Jakarta, Gatra.com - Anggota Komisi I DPR RI dari Fraksi PDIP, Dede Indra Permana, menginginkan agar TNI segera menyatakan bahwa dugaan pelanggaran hukum dan HAM di Papua dan Papua Barat sudah selesai.
“Untuk dugaan pelanggaran hukum atau HAM [di Papua], harus ada terobosan TNI, Kemhan, Menkopolhukam, saling bekerja sama untuk men-declare bahwa dugaan pelanggaran TNI sudah selesai,” kata Dede dalam agenda rapat kerja antara Komisi I DPR RI dengan TNI pada Senin, (24/1/2022).
“[Hal itu harus] disampaikan supaya tidak memojokkan TNI, sehingga di mata masyarakat Indonesia dan internasional, TNI tidak ada pelanggaran hukum dan HAM,” imbuh Dede.
Hingga hari ini, konflik bersenjata di Papua tak kunjung mereda. Baik aparat TNI/Polri dan pihak pemberontak Papua, bahkan warga sipil, kerap menjadi korbannya. Pendekatan keamanan yang dijalankan oleh aparat negara pun sering kali dikritik oleh banyak aktivis dan lembaga HAM.
Sementara itu, Anggota Komisi I DPR RI lainnya dari Fraksi PKS, Sukamta, mengatakan bahwa pertempuran bersenjata bukanlah satu cara untuk memenangkan hati dan pikiran rakyat Papua.
“Saya mengapresiasi yang disampaikan oleh Panglima bahwa persoalan terbesar kita di Papua ini kan bukan hanya memenangkan pertempuran, tetapi yang paling penting adalah memenangkan hati dan pikiran rakyat Papua. Menang pertempuran belum tentu memenangkan hati dan pikiran Papua,” kata Sukamta di kesempatan yang sama.
Sukamta berkaca kepada Afghanistan di mana kekuatan militer Amerika Serikat harus angkat kaki setelah menginvasi negara tersebut selama kurang lebih 20 tahun. Padahal, katanya, dari segi pertempuran tentara AS bisa dikatakan unggul.
Sukamta tak ingin apa yang terjadi di Afghanistan terjadi di Papua.
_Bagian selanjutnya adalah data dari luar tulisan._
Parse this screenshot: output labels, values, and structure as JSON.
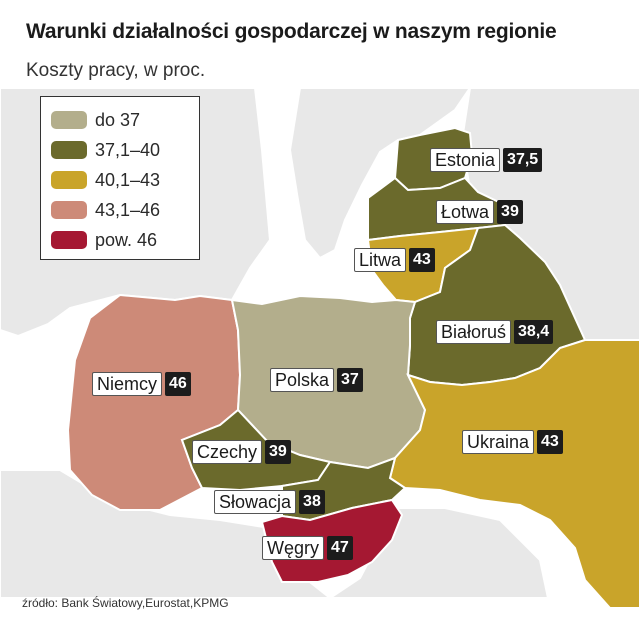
{
  "title": "Warunki działalności gospodarczej w naszym regionie",
  "subtitle": "Koszty pracy, w proc.",
  "legend": [
    {
      "label": "do 37",
      "color": "#b3ae8c"
    },
    {
      "label": "37,1–40",
      "color": "#6b6a2c"
    },
    {
      "label": "40,1–43",
      "color": "#c9a42a"
    },
    {
      "label": "43,1–46",
      "color": "#cd8a78"
    },
    {
      "label": "pow. 46",
      "color": "#a51832"
    }
  ],
  "countries": [
    {
      "id": "estonia",
      "name": "Estonia",
      "value": "37,5",
      "color": "#6b6a2c"
    },
    {
      "id": "lotwa",
      "name": "Łotwa",
      "value": "39",
      "color": "#6b6a2c"
    },
    {
      "id": "litwa",
      "name": "Litwa",
      "value": "43",
      "color": "#c9a42a"
    },
    {
      "id": "bialorus",
      "name": "Białoruś",
      "value": "38,4",
      "color": "#6b6a2c"
    },
    {
      "id": "niemcy",
      "name": "Niemcy",
      "value": "46",
      "color": "#cd8a78"
    },
    {
      "id": "polska",
      "name": "Polska",
      "value": "37",
      "color": "#b3ae8c"
    },
    {
      "id": "ukraina",
      "name": "Ukraina",
      "value": "43",
      "color": "#c9a42a"
    },
    {
      "id": "czechy",
      "name": "Czechy",
      "value": "39",
      "color": "#6b6a2c"
    },
    {
      "id": "slowacja",
      "name": "Słowacja",
      "value": "38",
      "color": "#6b6a2c"
    },
    {
      "id": "wegry",
      "name": "Węgry",
      "value": "47",
      "color": "#a51832"
    }
  ],
  "source": "źródło: Bank Światowy,Eurostat,KPMG"
}
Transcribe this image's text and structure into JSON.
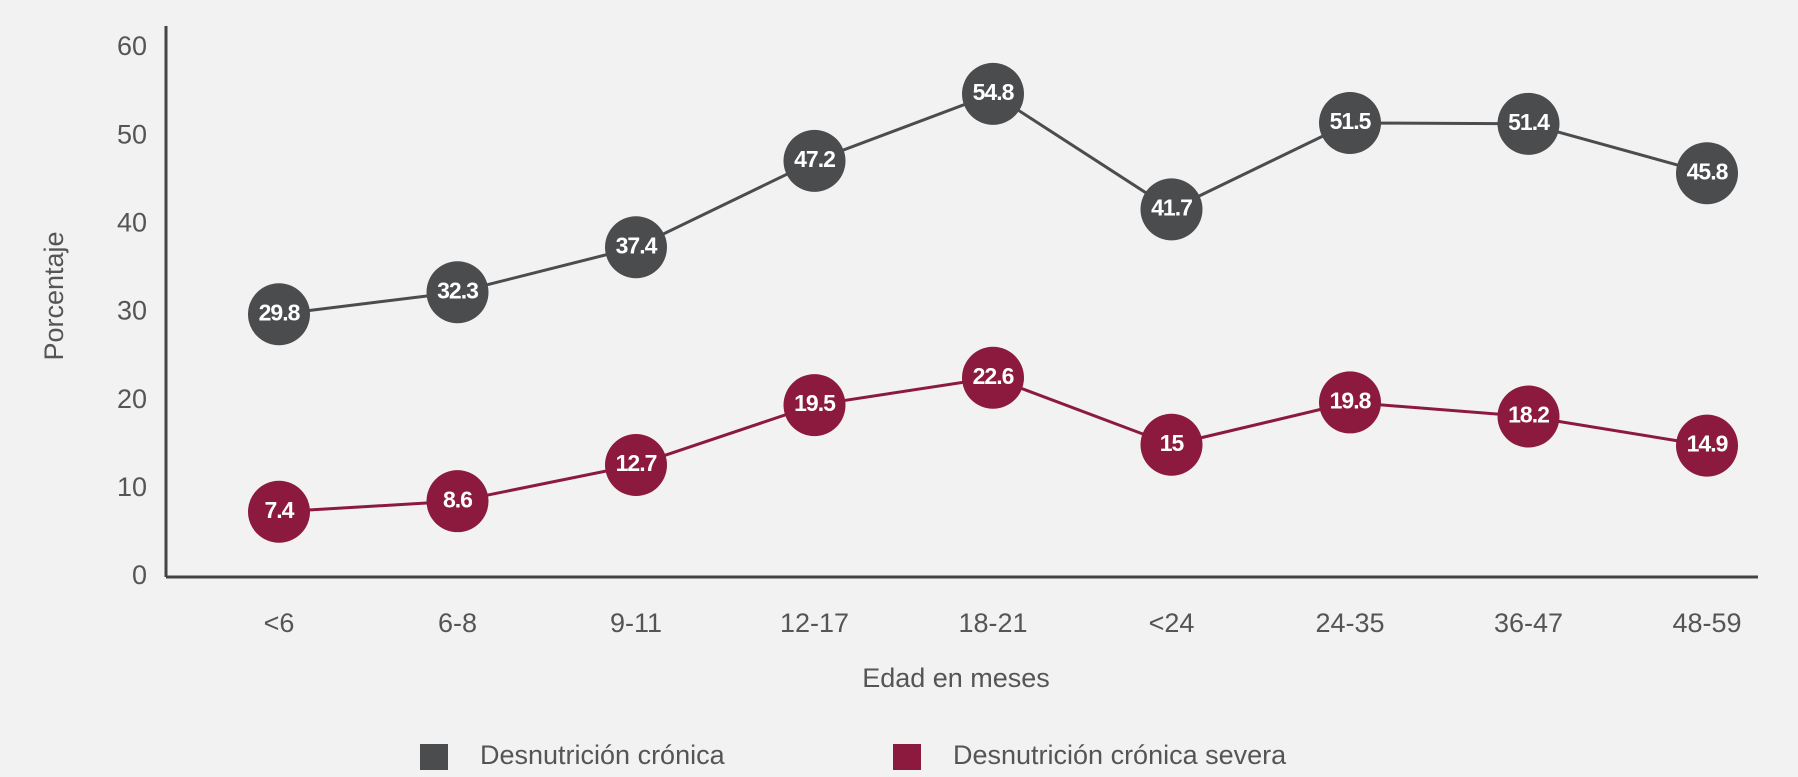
{
  "chart_data": {
    "type": "line",
    "categories": [
      "<6",
      "6-8",
      "9-11",
      "12-17",
      "18-21",
      "<24",
      "24-35",
      "36-47",
      "48-59"
    ],
    "series": [
      {
        "name": "Desnutrición crónica",
        "color": "#4b4c4e",
        "values": [
          29.8,
          32.3,
          37.4,
          47.2,
          54.8,
          41.7,
          51.5,
          51.4,
          45.8
        ]
      },
      {
        "name": "Desnutrición crónica severa",
        "color": "#8b1a3e",
        "values": [
          7.4,
          8.6,
          12.7,
          19.5,
          22.6,
          15,
          19.8,
          18.2,
          14.9
        ]
      }
    ],
    "xlabel": "Edad en meses",
    "ylabel": "Porcentaje",
    "ylim": [
      0,
      60
    ],
    "yticks": [
      0,
      10,
      20,
      30,
      40,
      50,
      60
    ],
    "grid": false,
    "legend": "bottom"
  }
}
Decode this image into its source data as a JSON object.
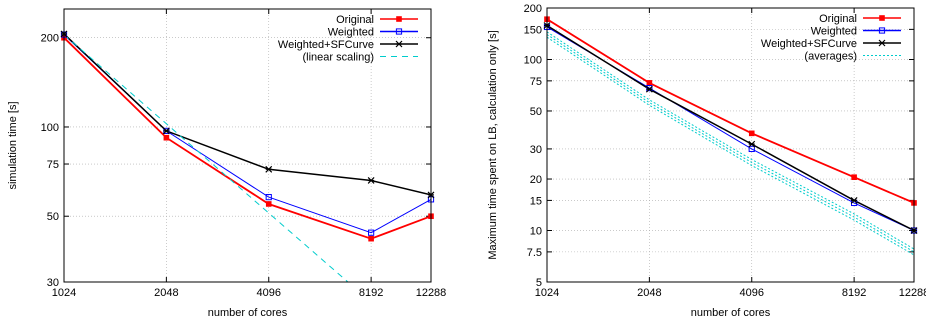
{
  "chart_data": [
    {
      "type": "line",
      "xlabel": "number of cores",
      "ylabel": "simulation time [s]",
      "x_scale": "log2",
      "y_scale": "log",
      "xlim": [
        1024,
        12288
      ],
      "ylim": [
        30,
        250
      ],
      "xticks": [
        1024,
        2048,
        4096,
        8192,
        12288
      ],
      "yticks": [
        30,
        50,
        75,
        100,
        200
      ],
      "grid": true,
      "legend_position": "top-right",
      "series": [
        {
          "name": "Original",
          "color": "#ff0000",
          "marker": "filled-square",
          "style": "solid",
          "x": [
            1024,
            2048,
            4096,
            8192,
            12288
          ],
          "y": [
            200,
            92,
            55,
            42,
            50
          ]
        },
        {
          "name": "Weighted",
          "color": "#0000ff",
          "marker": "open-square",
          "style": "solid",
          "x": [
            1024,
            2048,
            4096,
            8192,
            12288
          ],
          "y": [
            205,
            97,
            58,
            44,
            57
          ]
        },
        {
          "name": "Weighted+SFCurve",
          "color": "#000000",
          "marker": "star",
          "style": "solid",
          "x": [
            1024,
            2048,
            4096,
            8192,
            12288
          ],
          "y": [
            206,
            97,
            72,
            66,
            59
          ]
        },
        {
          "name": "(linear scaling)",
          "color": "#00cccc",
          "marker": "none",
          "style": "dashed",
          "x": [
            1024,
            2048,
            4096,
            7000
          ],
          "y": [
            205,
            102.5,
            51.25,
            30
          ]
        }
      ]
    },
    {
      "type": "line",
      "xlabel": "number of cores",
      "ylabel": "Maximum time spent on LB, calculation only [s]",
      "x_scale": "log2",
      "y_scale": "log",
      "xlim": [
        1024,
        12288
      ],
      "ylim": [
        5,
        200
      ],
      "xticks": [
        1024,
        2048,
        4096,
        8192,
        12288
      ],
      "yticks": [
        5,
        7.5,
        10,
        15,
        20,
        30,
        50,
        75,
        100,
        150,
        200
      ],
      "grid": true,
      "legend_position": "top-right",
      "series": [
        {
          "name": "Original",
          "color": "#ff0000",
          "marker": "filled-square",
          "style": "solid",
          "x": [
            1024,
            2048,
            4096,
            8192,
            12288
          ],
          "y": [
            172,
            73,
            37,
            20.5,
            14.5
          ]
        },
        {
          "name": "Weighted",
          "color": "#0000ff",
          "marker": "open-square",
          "style": "solid",
          "x": [
            1024,
            2048,
            4096,
            8192,
            12288
          ],
          "y": [
            155,
            68,
            30,
            14.5,
            10
          ]
        },
        {
          "name": "Weighted+SFCurve",
          "color": "#000000",
          "marker": "star",
          "style": "solid",
          "x": [
            1024,
            2048,
            4096,
            8192,
            12288
          ],
          "y": [
            158,
            67,
            32,
            15,
            10
          ]
        },
        {
          "name": "(averages)",
          "color": "#00cccc",
          "marker": "none",
          "style": "dotted",
          "x": [
            1024,
            2048,
            4096,
            8192,
            12288
          ],
          "y": [
            140,
            56,
            25,
            12,
            7.5
          ]
        },
        {
          "name": "",
          "color": "#00cccc",
          "marker": "none",
          "style": "dotted",
          "x": [
            1024,
            2048,
            4096,
            8192,
            12288
          ],
          "y": [
            135,
            54,
            24,
            11.5,
            7.2
          ]
        },
        {
          "name": "",
          "color": "#00cccc",
          "marker": "none",
          "style": "dotted",
          "x": [
            1024,
            2048,
            4096,
            8192,
            12288
          ],
          "y": [
            145,
            58,
            26,
            12.5,
            7.8
          ]
        }
      ]
    }
  ]
}
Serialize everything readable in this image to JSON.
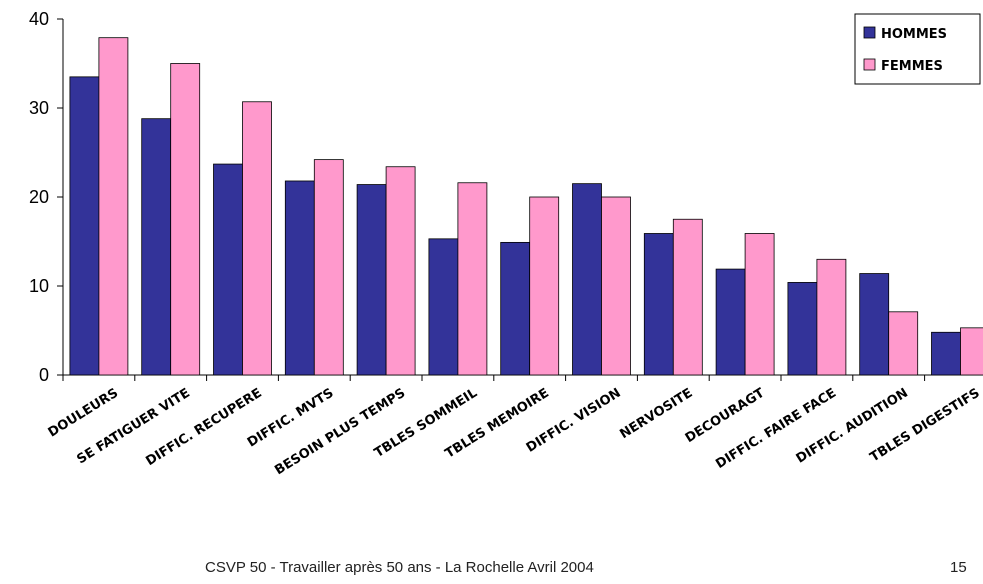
{
  "chart_data": {
    "type": "bar",
    "categories": [
      "DOULEURS",
      "SE FATIGUER VITE",
      "DIFFIC. RECUPERE",
      "DIFFIC. MVTS",
      "BESOIN PLUS TEMPS",
      "TBLES SOMMEIL",
      "TBLES MEMOIRE",
      "DIFFIC. VISION",
      "NERVOSITE",
      "DECOURAGT",
      "DIFFIC. FAIRE FACE",
      "DIFFIC. AUDITION",
      "TBLES DIGESTIFS"
    ],
    "series": [
      {
        "name": "HOMMES",
        "color": "#333399",
        "values": [
          33.5,
          28.8,
          23.7,
          21.8,
          21.4,
          15.3,
          14.9,
          21.5,
          15.9,
          11.9,
          10.4,
          11.4,
          4.8
        ]
      },
      {
        "name": "FEMMES",
        "color": "#ff99cc",
        "values": [
          37.9,
          35.0,
          30.7,
          24.2,
          23.4,
          21.6,
          20.0,
          20.0,
          17.5,
          15.9,
          13.0,
          7.1,
          5.3
        ]
      }
    ],
    "yticks": [
      0,
      10,
      20,
      30,
      40
    ],
    "ylim": [
      0,
      40
    ],
    "grid": false,
    "legend": "top-right"
  },
  "footer": {
    "text": "CSVP 50 - Travailler après 50 ans - La Rochelle Avril 2004",
    "page_number": "15"
  }
}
Oleh karena itu, ia menyarankan agar pola pendekatan dari aparat TNI/Polri terhadap Papua diubah dari pendekatan keamanan menjadi pendekatan untuk memenangkan hati dan pikiran rakyat Papua.
“Nah, saya kira ini model pendekatan yang baru kita dengar bahwa TNI akan memperlakukan ini. Boleh jadi memang mereka ini bukan pemberontak. Boleh jadi mereka ini terpaksa, atau ada kepentingan politik tertentu saja, mengangkat senjata,” ujar Sukamta.